Forse un inno al sole o forse una metafora per raccontare della donna amata; forse un momento di solitudine o di nostalgia; forse un po’ di tutto questo. Fatto è, che i diversi sentimenti che serpeggiano all’interno dei versi di questa canzone, li provo e li condivido con il poeta e il musicista.
Così immagino la fusione delle due arti (musica e poesia) con la napoletanità del cuore dei due artisti, nonostante Eduardo abbia composto le note di questo capolavoro a Odessa (Ucraina), ispirandosi al sole che nasce sul mar Nero visto dalla finestra della sua camera d’albergo (così dicono gli storici della canzone).
Caputo suggerì le parole.
Un mix perfetto: poesia in musica che in questo caso diventò una canzone che ancora oggi è cantata ovunque e spesso chiude i concerti e… i pensieri in modo struggente, riunendo amici e facendo parlare il cuore.
Fu presentata al festival di Piedigrotta del 1989, ma arrivò seconda.
La sua ascesa al successo cominciò nel 1920. Si tramanda che quella data, in occasione delle Olimpiadi di Anversa, durante la premiazione del marciatore milanese Ugo Frigerio, la banda che doveva eseguire l’inno italiano, pare avesse perso lo spartito della “Marcia Reale”. Per cavarsi d’impaccio, il direttore passò voce ai bandisti di suonare ‘O Sole mio, da tutti conosciuta a memoria, e immediatamente l’esecuzione venne seguita a gran voce dagli spettatori dello stadio (da Wikipedia).
Da quel momento in poi il successo della canzone si estese a macchia d’olio. Sono precisamente 100 anni!
Il ritornello della canzone, è semplice e scorrevole.
Le strofe raccontano ciò che si vede, che si sente, le illusioni, i pianti, la meraviglia, il dolore, la nostalgia.
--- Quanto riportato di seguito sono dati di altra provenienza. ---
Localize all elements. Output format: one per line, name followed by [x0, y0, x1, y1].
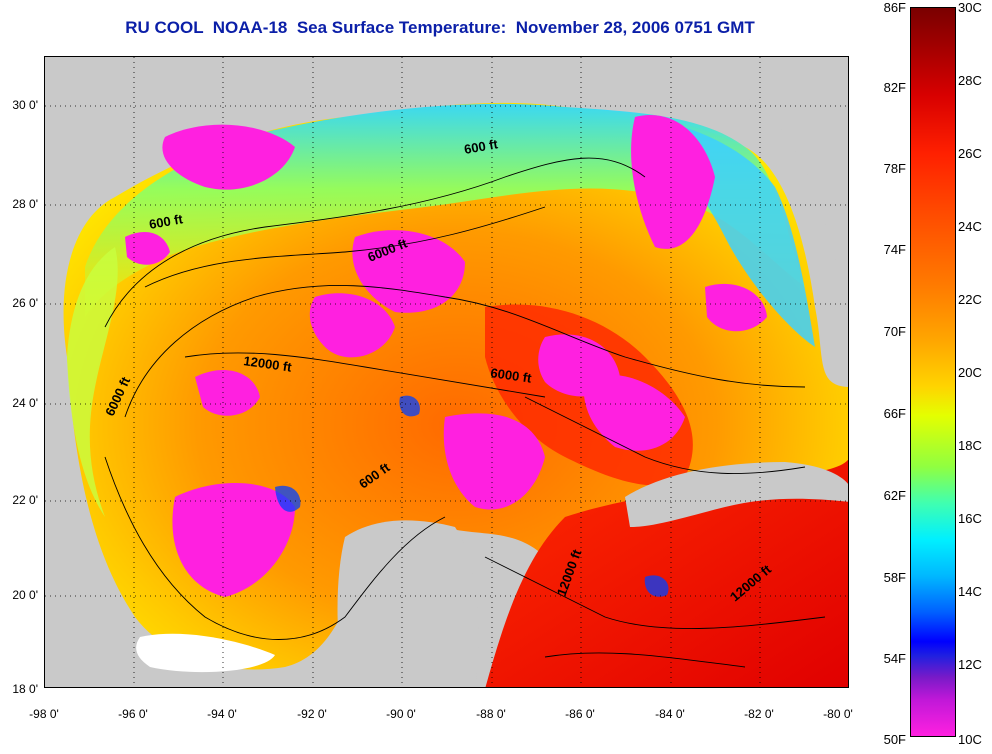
- lon-label: -92 0': [297, 707, 327, 721]
- contour-label: 6000 ft: [490, 365, 534, 386]
- temperature-colorbar: [910, 7, 956, 737]
- contour-label: 12000 ft: [243, 353, 294, 375]
- colorbar-f-label: 78F: [883, 161, 906, 176]
- colorbar-f-label: 62F: [883, 488, 906, 503]
- cloud-mask: [125, 115, 767, 597]
- colorbar-f-label: 70F: [883, 324, 906, 339]
- lat-label: 30 0': [12, 98, 38, 112]
- lon-label: -88 0': [476, 707, 506, 721]
- colorbar-f-label: 82F: [883, 80, 906, 95]
- colorbar-c-label: 18C: [958, 438, 982, 453]
- colorbar-c-label: 12C: [958, 657, 982, 672]
- colorbar-f-label: 86F: [883, 0, 906, 15]
- white-cloud: [136, 633, 275, 673]
- cuba: [625, 462, 848, 527]
- colorbar-c-label: 22C: [958, 292, 982, 307]
- bathymetry-contours: [104, 157, 826, 668]
- western-shelf: [67, 247, 118, 517]
- lat-label: 18 0': [12, 682, 38, 696]
- lon-label: -82 0': [744, 707, 774, 721]
- lon-label: -96 0': [118, 707, 148, 721]
- sst-map-image: 600 ft 600 ft 6000 ft 12000 ft 6000 ft 6…: [45, 57, 848, 687]
- colorbar-f-label: 66F: [883, 406, 906, 421]
- colorbar-c-label: 28C: [958, 73, 982, 88]
- colorbar-c-label: 16C: [958, 511, 982, 526]
- colorbar-c-label: 26C: [958, 146, 982, 161]
- colorbar-c-label: 20C: [958, 365, 982, 380]
- lon-label: -94 0': [207, 707, 237, 721]
- lon-label: -84 0': [655, 707, 685, 721]
- lon-label: -86 0': [565, 707, 595, 721]
- lat-label: 26 0': [12, 296, 38, 310]
- lat-label: 24 0': [12, 396, 38, 410]
- yucatan: [337, 520, 479, 687]
- colorbar-c-label: 30C: [958, 0, 982, 15]
- colorbar-f-label: 50F: [883, 732, 906, 747]
- colorbar-c-label: 10C: [958, 732, 982, 747]
- lon-label: -80 0': [823, 707, 853, 721]
- lon-label: -90 0': [386, 707, 416, 721]
- sst-map: 600 ft 600 ft 6000 ft 12000 ft 6000 ft 6…: [44, 56, 849, 688]
- graticule: [45, 57, 848, 687]
- map-title: RU COOL NOAA-18 Sea Surface Temperature:…: [125, 18, 755, 37]
- colorbar-c-label: 24C: [958, 219, 982, 234]
- colorbar-c-label: 14C: [958, 584, 982, 599]
- lat-label: 20 0': [12, 588, 38, 602]
- contour-label: 600 ft: [148, 211, 185, 232]
- lon-label: -98 0': [29, 707, 59, 721]
- colorbar-f-label: 58F: [883, 570, 906, 585]
- colorbar-f-label: 54F: [883, 651, 906, 666]
- lat-label: 22 0': [12, 493, 38, 507]
- florida: [735, 57, 848, 331]
- lat-label: 28 0': [12, 197, 38, 211]
- contour-label: 600 ft: [463, 136, 500, 157]
- caribbean-warm: [485, 459, 848, 687]
- cold-patches: [275, 395, 669, 597]
- colorbar-f-label: 74F: [883, 242, 906, 257]
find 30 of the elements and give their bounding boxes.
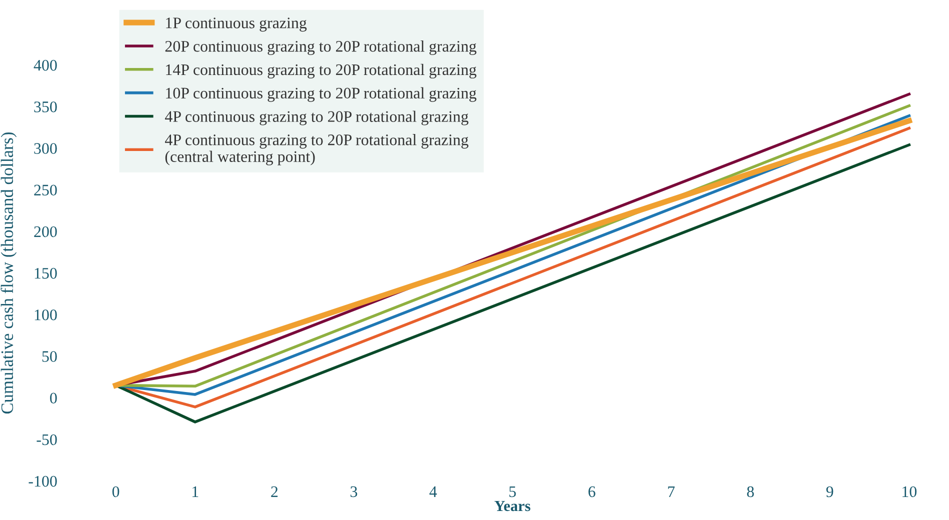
legend-label: 14P continuous grazing to 20P rotational grazing [166, 64, 476, 78]
legend-label: 10P continuous grazing to 20P rotational grazing [166, 87, 476, 102]
y-tick-label: 350 [34, 102, 57, 112]
x-axis-title: Years [494, 500, 530, 512]
x-tick-label: 9 [826, 486, 834, 498]
y-tick-label: 50 [42, 351, 57, 362]
y-tick-label: 400 [34, 60, 57, 71]
x-tick-label: 2 [271, 486, 278, 497]
legend-label: 1P continuous grazing [166, 18, 307, 32]
y-tick-label: -100 [28, 476, 57, 487]
y-axis-title: Cumulative cash flow (thousand dollars) [0, 132, 17, 414]
x-tick-label: 1 [192, 486, 198, 497]
y-tick-label: 100 [34, 310, 57, 320]
x-tick-label: 3 [350, 486, 358, 498]
y-tick-label: -50 [36, 434, 57, 446]
x-tick-label: 4 [429, 486, 437, 497]
legend-label: 4P continuous grazing to 20P rotational grazing (central watering point) [165, 134, 468, 166]
x-tick-label: 10 [902, 486, 917, 498]
y-tick-label: 150 [34, 268, 57, 279]
x-tick-label: 5 [509, 486, 516, 498]
legend-label: 20P continuous grazing to 20P rotational grazing [165, 40, 476, 56]
y-tick-label: 0 [50, 392, 57, 404]
x-tick-label: 6 [588, 486, 596, 498]
y-tick-label: 250 [34, 184, 57, 196]
y-tick-label: 300 [34, 143, 57, 154]
x-tick-label: 7 [668, 486, 675, 497]
legend-label: 4P continuous grazing to 20P rotational grazing [165, 110, 468, 126]
x-tick-label: 0 [112, 486, 120, 498]
x-tick-label: 8 [747, 486, 754, 498]
y-tick-label: 200 [34, 226, 57, 238]
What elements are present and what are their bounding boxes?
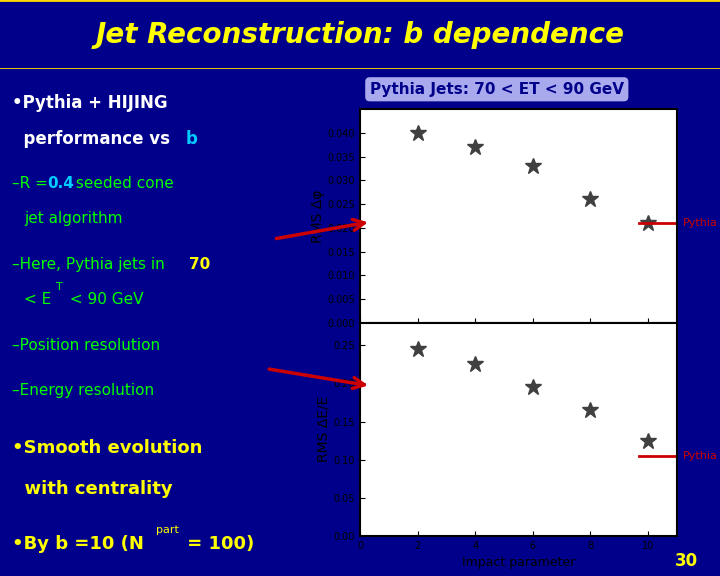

La mente si veste di immagini e di ricordi.
Ed è proprio una di queste immagini, che mi conduce verso un’altra interpretazione…
“Lucene ’e llastre d’a fenesta toia
’na lavannara canta e se ne vanta
e pe’ tramente torce, spanna e canta…”
Così penso che il poeta, nello scrivere questi versi, conosceva il cuore del suo amico musicista che, davanti a quel sole che nasceva, ripensava alla sua amata. Il poeta sapeva che Eduardo aveva visto quella donna la mattina di una bella giornata di sole. Probabilmente questa donna aveva aperto la finestra e guardato quei vetri puliti con dedizione e che luccicavano al sole che vi si specchiava. Li guardava ed era contenta di se stessa e delle sue capacità e cantava mentre strizzava, torceva e infine stendeva il bucato.
Il poeta sa che il suo amico si era innamorato di questa donna alla finestra e l’immagine di lei era bellissima perché il sole le illuminava il viso, facendola splendere nel suo cuore. In quel momento, il sole, non era di tutti, ma era solo il suo sole che si impersonava nella sua amata.
Eduardo si sarà, di certo, confidato con Giovanni che, per questo e nel momento in cui il sole tramontava sempre sul mar Nero, descrive la malinconia e la nostalgia tipica di un poeta e la condivide col suo amico perché solo un vero amico si può riconoscere quel certo ‘sentire’…
Sapeva, come avrebbe fatto anche lui, che il suo amico, sarebbe stato capace di restare sotto la finestra della sua amata per tutta la notte, in attesa di rivederla alla finestra, la mattina dopo.
Perché la notte è scura e potrebbe coglierci impreparati e forse ci si sente soli mentre una bella giornata è solo insieme a chi si ama che è il nostro sole e che ci illumina anche in una giornata di pioggia.
“Quanno fa notte e ’o sole se ne scenne
me vene quase ’na malincunia
sotto a fenesta toia restarria…
E infine ricomincio.
A volte è difficile prendere sonno, ma qualche sera fa è successo che è bastata una canzone di più di 100 anni fa, cantata da Elvis Presley ‘It’s now or never’, a suscitarmi tanti ricordi e infine a consentirmi di dormire con essi, senza scomodare la mitologia, Morfeo e l’armadietto delle medicine di casa.